Suicide prevention funds also cut
Compounding the problem, she said, is the fact that the Legislature has made other budget cuts to suicide prevention efforts that impact the mentally ill. A $2.1 million reduction to suicide prevention and substance abuse treatment was made earlier this year, on top of a $2 million cut the Legislature made to the programs in 2016.
“We don’t even have an active suicide hotline in Wyoming — I don’t know how many people know that,” Noel said. “We do have a suicide hotline, but all the calls are answered out of state.”
Wyoming’s efforts to help the mentally ill are going in a dismal, disturbing direction when we can’t even afford to have someone in Wyoming operate a suicide hotline. We can’t afford to fund a statewide program that’s been operating for more than three decades that helps both the mentally ill and their families navigate a complex mental health care system. No one else provides that service, and it can’t be outsourced.
Meanwhile, the state is still looking for answers to continue financing the hugely expensive Title 25 program’s treatment of residents who have been adjudicated as a danger to themselves and others and need to be involuntarily committed. Our Department of Corrections has seen its funding cut for mental health and substance abuse programs for inmates.
If Wyoming’s only recourse is to put released inmates back on the streets without the mental health and substance abuse treatment many desperately need, where do our legislators think they are going to wind up?
This isn’t just a Wyoming problem. Nationally, mental health funding has been in a downward spiral since 2013. President Donald Trump’s proposed Fiscal Year 2018 budget, according to a statement by NAMI CEO Mary Giliberti on the organization’s website, would “ravage Medicaid, the cornerstone of our public mental health system,” by cutting $600 billion over the next decade.
“This will devastate mental health services, especially for children and adults with the most severe mental illnesses,” Giliberti said. The Trump budget also cuts $356 million from the National Institute on Mental Health, “significantly halting life-changing research into the brain and mental illnesses.”
I realize the Legislature’s budget crisis requires it to make tough choices, and the Department of Health began the last session staring at a $141 million reduction for the 2017-18 biennium. Not all programs can be saved.
But I want our lawmakers to fully understand the impact of cutting or eliminating mental health programs like NAMI WY and then give them the financial support they deserve and common sense demands. Without this long-running statewide program that trains families, caregivers, law enforcement and others to provide the support they need to cope with others’ mental conditions, more mentally ill residents will slip through the cracks.

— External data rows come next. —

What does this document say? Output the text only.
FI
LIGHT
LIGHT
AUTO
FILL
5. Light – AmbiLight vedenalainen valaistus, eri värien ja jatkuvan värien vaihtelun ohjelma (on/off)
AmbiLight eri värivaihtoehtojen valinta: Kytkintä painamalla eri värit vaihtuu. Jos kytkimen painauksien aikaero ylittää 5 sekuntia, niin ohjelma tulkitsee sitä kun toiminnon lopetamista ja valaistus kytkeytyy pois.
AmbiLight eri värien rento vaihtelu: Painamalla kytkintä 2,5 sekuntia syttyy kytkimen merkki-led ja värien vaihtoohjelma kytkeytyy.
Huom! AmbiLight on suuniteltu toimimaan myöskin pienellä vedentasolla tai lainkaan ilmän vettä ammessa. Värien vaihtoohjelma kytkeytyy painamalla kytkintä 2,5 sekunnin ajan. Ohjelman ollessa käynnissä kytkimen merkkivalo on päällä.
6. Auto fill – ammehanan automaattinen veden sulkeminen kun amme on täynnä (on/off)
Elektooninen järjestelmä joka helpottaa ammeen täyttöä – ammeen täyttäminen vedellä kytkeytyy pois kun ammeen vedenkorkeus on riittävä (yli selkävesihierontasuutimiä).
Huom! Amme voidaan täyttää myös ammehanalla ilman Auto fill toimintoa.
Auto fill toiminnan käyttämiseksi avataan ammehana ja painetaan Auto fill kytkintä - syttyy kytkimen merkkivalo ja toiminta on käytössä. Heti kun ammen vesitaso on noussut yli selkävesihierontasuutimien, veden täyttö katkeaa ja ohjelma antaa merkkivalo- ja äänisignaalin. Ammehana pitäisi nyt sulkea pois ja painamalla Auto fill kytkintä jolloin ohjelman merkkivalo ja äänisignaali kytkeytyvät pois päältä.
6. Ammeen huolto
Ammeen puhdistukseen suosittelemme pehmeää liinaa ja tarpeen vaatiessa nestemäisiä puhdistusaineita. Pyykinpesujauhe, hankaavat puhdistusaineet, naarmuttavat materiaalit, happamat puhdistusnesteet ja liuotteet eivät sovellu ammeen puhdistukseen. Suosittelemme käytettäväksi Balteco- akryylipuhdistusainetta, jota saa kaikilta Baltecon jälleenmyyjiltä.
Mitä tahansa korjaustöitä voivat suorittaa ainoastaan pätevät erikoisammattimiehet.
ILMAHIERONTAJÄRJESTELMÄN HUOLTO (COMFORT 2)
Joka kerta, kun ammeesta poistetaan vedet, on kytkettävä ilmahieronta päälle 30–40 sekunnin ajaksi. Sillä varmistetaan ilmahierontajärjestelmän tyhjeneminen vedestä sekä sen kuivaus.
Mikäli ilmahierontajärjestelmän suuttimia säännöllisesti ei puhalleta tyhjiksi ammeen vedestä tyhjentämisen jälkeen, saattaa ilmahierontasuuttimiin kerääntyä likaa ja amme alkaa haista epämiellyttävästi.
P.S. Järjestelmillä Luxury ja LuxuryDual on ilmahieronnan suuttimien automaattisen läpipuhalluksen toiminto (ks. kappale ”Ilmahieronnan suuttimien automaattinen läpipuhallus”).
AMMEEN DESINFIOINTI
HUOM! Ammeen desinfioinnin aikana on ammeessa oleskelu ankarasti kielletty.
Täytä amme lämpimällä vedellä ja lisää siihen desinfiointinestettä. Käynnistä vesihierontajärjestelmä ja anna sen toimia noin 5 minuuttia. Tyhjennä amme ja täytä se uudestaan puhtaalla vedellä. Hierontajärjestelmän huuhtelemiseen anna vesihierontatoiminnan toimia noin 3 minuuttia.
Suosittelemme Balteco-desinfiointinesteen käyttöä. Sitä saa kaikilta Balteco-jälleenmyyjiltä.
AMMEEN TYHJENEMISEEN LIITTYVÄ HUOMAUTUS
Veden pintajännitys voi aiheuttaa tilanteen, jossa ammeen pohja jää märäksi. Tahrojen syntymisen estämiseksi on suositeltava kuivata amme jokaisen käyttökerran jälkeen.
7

Nickel-and-diming this need now will only lead to spending more money later. Possibly through the Title 25 program.
It is also literally a matter of life and death. Noel noted that people with severe mental illnesses die at an average age of 55. “That doesn’t bode well,” she said. “But their [lifespans] can be increased if they have the support of the community.”
In the compassionate, caring state we want Wyoming to be, reducing funding that improves the lives of the mentally ill should never be “an easy cut.”